What LLMs often do (fix without reproducing):
// Adds a defer-recover + extra mutex-unlock on a hunch.
func (c *Connection) handle() {
defer func() {
if r := recover(); r != nil {
c.logger.Errorf("panic: %v", r)
}
}()
c.mu.Unlock() // "just in case"
// ...
}Result: the deadlock still happens, now with a recover hiding the
symptom.
What should happen (test-first):
Plan:
1. Write a test in pkg/control that:
- starts a server
- opens a connection
- sends a partial command (e.g. type byte + length prefix, no payload)
- closes the socket mid-read
- asserts the server goroutine exits within 500ms
Verify: test fails (reproduces the deadlock via `go test -run ... -race`).
2. Read connection.go handleCommand — find the blocking read that
doesn't respect ctx or conn.SetReadDeadline.
Verify: identify the exact line + why it blocks forever.
3. Fix: use SetReadDeadline OR check err == io.EOF before decoding.
Verify: test now passes, 10 runs clean under -race.
4. Run full control suite with race detector.
Verify: no new failures.
Each step has an independent pass/fail. No speculative "safety" code.
User request: "Add a slinitctl graph <svc> command that prints the
dependency tree."
What LLMs often do (all at once):
300-line commit: new protocol message, server handler, CLI subcommand, ASCII-art renderer, color support, JSON output format, max-depth flag — with no intermediate verification.
What should happen (incremental):
Plan:
1. Protocol: add QUERYDEPS (reuses existing HANDLE mechanism).
Verify:
- pkg/control unit test: encode/decode round-trip.
- go test ./pkg/control -race.
2. Server: implement handler that walks the dep graph.
Verify:
- Unit test against a fixture ServiceSet with 3 services, 2 deps.
- Manually: slinit + `echo | nc -U /run/slinit.socket`.
3. CLI: add `slinitctl graph <svc>` subcommand with plain-text output.
Verify:
- Integration test (tests/functional/NN-graph.sh): boot VM, load
3-svc fixture, assert output matches fixture.
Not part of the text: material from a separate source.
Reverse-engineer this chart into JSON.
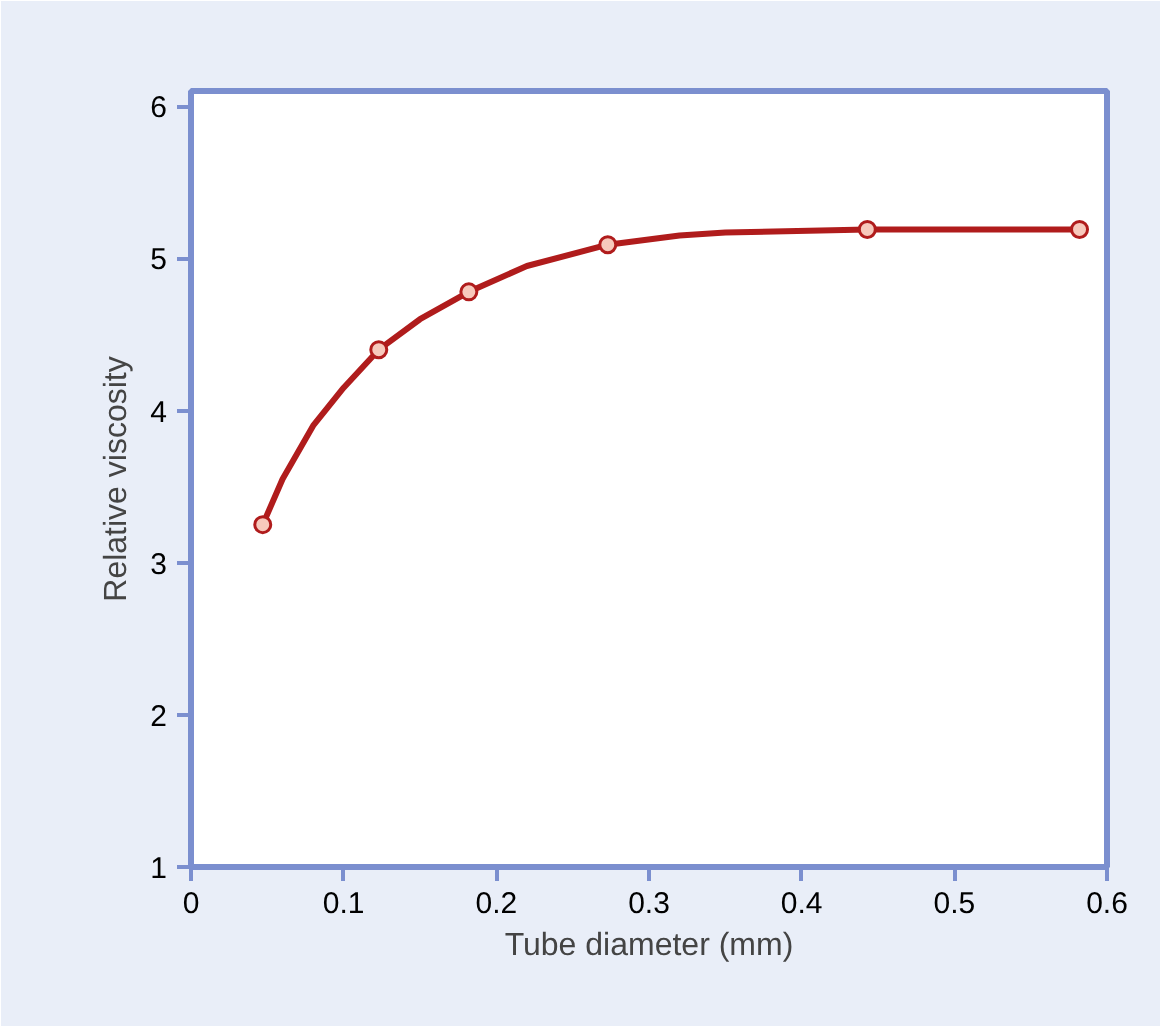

- Completions updated (bash/zsh/fish).
4. Only after steps 1-3 green: add indentation/unicode tree rendering.
Verify: golden-file test for two fixtures.
Skip step 4 if no one asks for it. Ship 1-3 as a usable feature.
| Principle | Anti-pattern | Fix |
|---|---|---|
| Think Before Coding | Silently invents a new xxx-timeout key |
List the three existing timeouts; ask which |
| Simplicity First | Interface + factory for a single scheduler | One function, switch on cron field |
| Surgical Changes | Reformats comments, wraps errors, adds doc lines while fixing a panic | Add only the len(cmd) == 0 check |
| Goal-Driven | defer recover() on a hunch for a deadlock |
Write a failing test that reproduces it, fix the actual blocking read |
The "overcomplicated" examples aren't obviously wrong — they follow patterns that look professional. The problem is timing: they add complexity before it's needed, which:
- Makes code harder to audit (init-system correctness matters).
- Widens blast radius for bugs.
- Increases surface area for
-racefailures. - Breaks dinit parity (implicit contract for config + protocol users).
The "simple" versions are easier to understand, faster to write, easier to test, and can be refactored later — once a second concrete requirement actually appears.
Good slinit code is code that solves today's problem while preserving dinit semantics, not tomorrow's problem prematurely.